Eczema

Atopic dermatitis (eczema) is one of the most common conditions we see in Dermatology clinics. It is genetically inherited and forms part of the allergic triad that includes eczema (skin allergy), rhinitis (nose allergy) and asthma (airway allergy). While one member of the family may have nose allergy for example, another member may have eczema or asthma, or a combination of all three. 


Eczema usually starts in early childhood and tends to improve with age. 50% of children outgrow their eczema by puberty. Eczema may however, persist or even start in adulthood. It presents with itchy, red, dry patches on the face, arms and legs. It is associated with dryness of the skin, and therefore usually flares in the winter season. In adults, it can present solely with itching, dryness and redness over the hands or eyelids. 

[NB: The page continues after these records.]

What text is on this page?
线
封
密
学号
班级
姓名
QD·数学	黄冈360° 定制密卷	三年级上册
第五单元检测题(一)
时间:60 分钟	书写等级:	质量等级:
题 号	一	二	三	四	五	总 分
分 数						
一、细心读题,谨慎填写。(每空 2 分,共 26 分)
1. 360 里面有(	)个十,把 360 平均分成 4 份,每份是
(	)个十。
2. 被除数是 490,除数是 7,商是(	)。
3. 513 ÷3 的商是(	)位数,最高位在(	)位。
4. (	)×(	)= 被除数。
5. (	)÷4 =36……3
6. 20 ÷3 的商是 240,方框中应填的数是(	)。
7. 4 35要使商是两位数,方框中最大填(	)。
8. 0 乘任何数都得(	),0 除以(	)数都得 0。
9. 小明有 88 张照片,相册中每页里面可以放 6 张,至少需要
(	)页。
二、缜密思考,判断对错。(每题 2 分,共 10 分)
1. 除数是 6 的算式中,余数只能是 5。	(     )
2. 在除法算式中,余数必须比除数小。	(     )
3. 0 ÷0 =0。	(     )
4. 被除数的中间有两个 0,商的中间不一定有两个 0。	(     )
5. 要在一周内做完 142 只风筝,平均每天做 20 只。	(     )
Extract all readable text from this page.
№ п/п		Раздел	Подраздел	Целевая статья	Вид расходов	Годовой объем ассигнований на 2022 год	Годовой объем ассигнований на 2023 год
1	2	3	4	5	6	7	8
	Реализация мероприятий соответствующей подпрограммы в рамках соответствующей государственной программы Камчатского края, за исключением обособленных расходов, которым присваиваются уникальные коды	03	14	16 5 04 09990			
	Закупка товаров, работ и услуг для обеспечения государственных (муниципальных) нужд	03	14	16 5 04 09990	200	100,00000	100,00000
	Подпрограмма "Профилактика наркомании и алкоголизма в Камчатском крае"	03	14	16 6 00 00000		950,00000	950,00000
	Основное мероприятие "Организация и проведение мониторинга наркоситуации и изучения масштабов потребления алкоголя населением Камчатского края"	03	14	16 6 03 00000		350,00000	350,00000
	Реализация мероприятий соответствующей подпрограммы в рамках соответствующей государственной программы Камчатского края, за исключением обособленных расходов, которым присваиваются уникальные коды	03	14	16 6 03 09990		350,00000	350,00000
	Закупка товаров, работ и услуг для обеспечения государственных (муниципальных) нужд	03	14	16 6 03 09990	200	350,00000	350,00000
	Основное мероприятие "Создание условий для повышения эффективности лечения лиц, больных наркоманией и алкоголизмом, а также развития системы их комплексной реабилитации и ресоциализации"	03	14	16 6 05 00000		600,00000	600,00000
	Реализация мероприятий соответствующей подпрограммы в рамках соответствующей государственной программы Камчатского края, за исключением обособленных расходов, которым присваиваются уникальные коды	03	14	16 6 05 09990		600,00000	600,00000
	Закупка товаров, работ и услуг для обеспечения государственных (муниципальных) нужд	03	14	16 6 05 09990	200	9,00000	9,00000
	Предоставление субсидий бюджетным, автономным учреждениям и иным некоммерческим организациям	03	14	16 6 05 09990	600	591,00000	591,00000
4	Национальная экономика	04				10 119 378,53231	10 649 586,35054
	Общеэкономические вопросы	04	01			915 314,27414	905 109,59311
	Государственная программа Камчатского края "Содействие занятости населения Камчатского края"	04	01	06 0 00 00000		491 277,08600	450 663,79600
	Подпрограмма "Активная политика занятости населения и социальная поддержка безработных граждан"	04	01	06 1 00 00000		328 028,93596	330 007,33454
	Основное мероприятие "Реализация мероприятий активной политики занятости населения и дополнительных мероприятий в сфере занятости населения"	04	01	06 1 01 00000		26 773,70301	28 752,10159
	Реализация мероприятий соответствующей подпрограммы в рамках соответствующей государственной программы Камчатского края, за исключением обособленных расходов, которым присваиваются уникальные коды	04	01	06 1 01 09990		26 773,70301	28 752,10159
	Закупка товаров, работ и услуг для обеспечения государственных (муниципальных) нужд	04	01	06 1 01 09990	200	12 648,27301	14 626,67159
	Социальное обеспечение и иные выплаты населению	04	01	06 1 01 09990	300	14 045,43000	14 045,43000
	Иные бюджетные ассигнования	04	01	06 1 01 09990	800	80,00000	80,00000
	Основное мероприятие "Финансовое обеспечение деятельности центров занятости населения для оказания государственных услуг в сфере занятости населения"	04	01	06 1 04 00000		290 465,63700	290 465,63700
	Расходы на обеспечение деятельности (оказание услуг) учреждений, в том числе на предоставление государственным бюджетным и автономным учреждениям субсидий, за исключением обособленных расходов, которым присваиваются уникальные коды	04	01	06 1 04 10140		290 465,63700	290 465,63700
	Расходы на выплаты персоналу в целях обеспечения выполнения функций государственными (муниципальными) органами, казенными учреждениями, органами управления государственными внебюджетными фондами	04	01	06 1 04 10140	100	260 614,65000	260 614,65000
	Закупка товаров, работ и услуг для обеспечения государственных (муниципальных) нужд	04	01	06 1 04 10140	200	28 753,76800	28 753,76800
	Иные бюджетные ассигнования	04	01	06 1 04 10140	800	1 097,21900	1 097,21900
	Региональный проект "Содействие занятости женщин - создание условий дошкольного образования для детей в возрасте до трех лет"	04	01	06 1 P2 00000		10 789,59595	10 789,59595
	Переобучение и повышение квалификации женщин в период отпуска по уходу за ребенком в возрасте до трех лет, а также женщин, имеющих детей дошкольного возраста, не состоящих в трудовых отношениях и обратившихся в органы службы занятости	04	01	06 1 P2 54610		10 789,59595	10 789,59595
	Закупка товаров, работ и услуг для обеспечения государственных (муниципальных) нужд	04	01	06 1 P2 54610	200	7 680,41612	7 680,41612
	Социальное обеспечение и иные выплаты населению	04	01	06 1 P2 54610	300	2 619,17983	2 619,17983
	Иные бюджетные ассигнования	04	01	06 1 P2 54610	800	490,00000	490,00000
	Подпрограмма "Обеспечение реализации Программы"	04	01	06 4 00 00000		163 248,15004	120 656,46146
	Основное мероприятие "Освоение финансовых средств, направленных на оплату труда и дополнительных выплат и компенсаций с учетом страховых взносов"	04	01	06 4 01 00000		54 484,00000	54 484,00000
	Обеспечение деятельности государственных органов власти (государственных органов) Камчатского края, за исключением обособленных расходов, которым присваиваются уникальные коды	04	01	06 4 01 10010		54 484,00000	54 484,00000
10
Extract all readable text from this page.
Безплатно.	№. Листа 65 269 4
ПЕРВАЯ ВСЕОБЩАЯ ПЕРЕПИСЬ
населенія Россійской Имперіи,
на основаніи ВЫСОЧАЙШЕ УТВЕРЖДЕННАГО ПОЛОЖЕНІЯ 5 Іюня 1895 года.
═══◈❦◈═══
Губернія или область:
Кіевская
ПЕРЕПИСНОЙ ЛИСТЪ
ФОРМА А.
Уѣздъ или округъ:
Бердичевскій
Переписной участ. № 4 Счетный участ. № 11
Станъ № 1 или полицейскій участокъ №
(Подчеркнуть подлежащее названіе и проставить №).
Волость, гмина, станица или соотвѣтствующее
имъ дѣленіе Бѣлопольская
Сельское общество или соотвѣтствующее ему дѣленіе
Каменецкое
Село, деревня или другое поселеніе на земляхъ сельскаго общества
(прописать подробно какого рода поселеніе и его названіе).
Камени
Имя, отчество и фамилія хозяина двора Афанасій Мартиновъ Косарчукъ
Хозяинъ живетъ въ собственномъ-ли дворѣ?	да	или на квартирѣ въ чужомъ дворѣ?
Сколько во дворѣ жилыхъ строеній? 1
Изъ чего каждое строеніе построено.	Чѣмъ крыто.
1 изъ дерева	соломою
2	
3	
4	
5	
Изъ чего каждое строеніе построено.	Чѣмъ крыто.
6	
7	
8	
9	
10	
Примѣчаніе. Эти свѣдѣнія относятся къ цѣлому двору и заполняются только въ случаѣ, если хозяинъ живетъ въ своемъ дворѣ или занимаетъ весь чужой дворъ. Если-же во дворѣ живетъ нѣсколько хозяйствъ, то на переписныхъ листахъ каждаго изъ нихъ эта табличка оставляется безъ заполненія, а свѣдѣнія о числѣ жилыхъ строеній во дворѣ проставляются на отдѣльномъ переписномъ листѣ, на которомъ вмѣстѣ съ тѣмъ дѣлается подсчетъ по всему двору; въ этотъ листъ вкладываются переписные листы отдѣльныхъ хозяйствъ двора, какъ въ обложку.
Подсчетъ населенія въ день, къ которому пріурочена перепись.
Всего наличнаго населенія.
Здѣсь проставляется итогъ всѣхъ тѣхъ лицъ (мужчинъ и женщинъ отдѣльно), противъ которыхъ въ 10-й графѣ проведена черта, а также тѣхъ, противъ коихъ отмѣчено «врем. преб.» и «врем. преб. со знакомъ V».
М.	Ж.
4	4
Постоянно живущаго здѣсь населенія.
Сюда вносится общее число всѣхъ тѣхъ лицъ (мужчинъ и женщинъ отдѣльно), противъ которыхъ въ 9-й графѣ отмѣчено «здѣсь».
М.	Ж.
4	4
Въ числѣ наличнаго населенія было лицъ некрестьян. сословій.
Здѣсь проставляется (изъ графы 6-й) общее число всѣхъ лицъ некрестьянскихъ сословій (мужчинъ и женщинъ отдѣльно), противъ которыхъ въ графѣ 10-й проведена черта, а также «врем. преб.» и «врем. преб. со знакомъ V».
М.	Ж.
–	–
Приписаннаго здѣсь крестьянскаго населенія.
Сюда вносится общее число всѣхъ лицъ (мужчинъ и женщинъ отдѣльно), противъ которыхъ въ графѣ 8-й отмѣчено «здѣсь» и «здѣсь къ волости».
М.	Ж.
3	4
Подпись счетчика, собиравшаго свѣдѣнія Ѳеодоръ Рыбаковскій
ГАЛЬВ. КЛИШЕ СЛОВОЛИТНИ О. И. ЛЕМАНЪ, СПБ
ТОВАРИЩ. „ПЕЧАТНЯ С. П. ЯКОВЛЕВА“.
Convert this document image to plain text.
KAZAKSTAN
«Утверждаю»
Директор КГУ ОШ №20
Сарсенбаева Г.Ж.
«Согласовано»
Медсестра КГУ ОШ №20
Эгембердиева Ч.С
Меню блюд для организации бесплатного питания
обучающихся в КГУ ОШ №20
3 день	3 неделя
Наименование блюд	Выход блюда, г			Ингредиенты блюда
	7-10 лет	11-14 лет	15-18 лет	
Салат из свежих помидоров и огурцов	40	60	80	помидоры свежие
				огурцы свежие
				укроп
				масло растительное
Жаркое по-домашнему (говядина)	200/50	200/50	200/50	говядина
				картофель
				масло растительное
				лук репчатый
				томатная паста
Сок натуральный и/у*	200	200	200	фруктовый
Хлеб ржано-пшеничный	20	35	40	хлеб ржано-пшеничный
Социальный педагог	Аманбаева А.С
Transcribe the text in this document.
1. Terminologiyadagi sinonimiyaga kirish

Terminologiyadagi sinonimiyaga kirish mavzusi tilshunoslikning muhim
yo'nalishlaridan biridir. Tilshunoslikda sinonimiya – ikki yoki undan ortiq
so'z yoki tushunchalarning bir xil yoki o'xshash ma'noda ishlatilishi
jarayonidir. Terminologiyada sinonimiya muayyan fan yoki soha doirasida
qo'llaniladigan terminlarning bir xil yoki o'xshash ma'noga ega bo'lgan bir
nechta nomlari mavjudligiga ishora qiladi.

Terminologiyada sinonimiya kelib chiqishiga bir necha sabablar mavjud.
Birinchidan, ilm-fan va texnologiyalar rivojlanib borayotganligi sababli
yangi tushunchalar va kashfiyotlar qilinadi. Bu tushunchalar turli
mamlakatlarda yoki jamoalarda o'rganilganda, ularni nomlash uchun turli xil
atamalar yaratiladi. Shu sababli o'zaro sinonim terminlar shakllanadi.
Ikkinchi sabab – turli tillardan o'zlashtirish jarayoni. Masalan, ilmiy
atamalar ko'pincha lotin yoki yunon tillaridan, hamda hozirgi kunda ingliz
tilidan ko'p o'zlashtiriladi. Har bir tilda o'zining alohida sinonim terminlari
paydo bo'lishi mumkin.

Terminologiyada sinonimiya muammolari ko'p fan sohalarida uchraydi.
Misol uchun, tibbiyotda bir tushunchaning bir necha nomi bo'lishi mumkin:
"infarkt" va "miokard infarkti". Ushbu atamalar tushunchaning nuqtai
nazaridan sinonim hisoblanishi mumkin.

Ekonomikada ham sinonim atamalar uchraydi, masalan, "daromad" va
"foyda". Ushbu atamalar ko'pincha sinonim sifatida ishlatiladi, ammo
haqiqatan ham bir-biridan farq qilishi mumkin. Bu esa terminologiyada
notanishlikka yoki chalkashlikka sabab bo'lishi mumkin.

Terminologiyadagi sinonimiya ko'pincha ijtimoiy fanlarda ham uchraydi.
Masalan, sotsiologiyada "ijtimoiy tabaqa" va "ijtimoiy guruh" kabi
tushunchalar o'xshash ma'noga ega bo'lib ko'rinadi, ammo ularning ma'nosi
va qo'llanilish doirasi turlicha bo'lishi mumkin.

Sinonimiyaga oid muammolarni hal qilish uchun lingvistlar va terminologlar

Treatment of eczema may be frustrating since it is a chronic disease with frequent recurrences. Maintenance therapy with a special daily routine is highly important to minimize recurrences. Patients with eczema should avoid allergens and triggering factors. In children, foods such as milk, eggs, soy, wheat and peanuts can trigger eczema, while in adults allergens are usually external such as wool, dust, pollen, and cats. Patch testing can be done to exclude possible contact allergens. Excessive hand washing with the use of hand gels and antiseptic soaps should be avoided as this worsens the dryness. Gloves should be worn during house work or any exposure to detergents. Daily hydration of the skin with a thick cold cream directly after shower is key. Contrary to popular belief, drinking lots of water is not enough to keep the skin hydrated. Moderate sun exposure is beneficial.


Despite proper skin care, eczema will at times flare in response to allergens, illness, weather changes, or stress. When this happens on limited areas of the body, steroid creams or tacrolimus are the primary treatment. At times flare-ups can be strong and diffuse requiring steroid tablets. These should be given for only a short period of time and discontinued once the exacerbation is better so as to avoid side effects. Only a minority of patients have a bad form of eczema with frequent severe exacerbations. Such patients can benefit from long term treatment with immunosuppressive medications or phototherapy.


Although eczema is a chronic condition, patients should focus on optimizing preventive measures by avoiding triggers and using daily hydration. By doing so, the condition can remain under control with infrequent exacerbations that respond to a week’s treatment with steroid creams.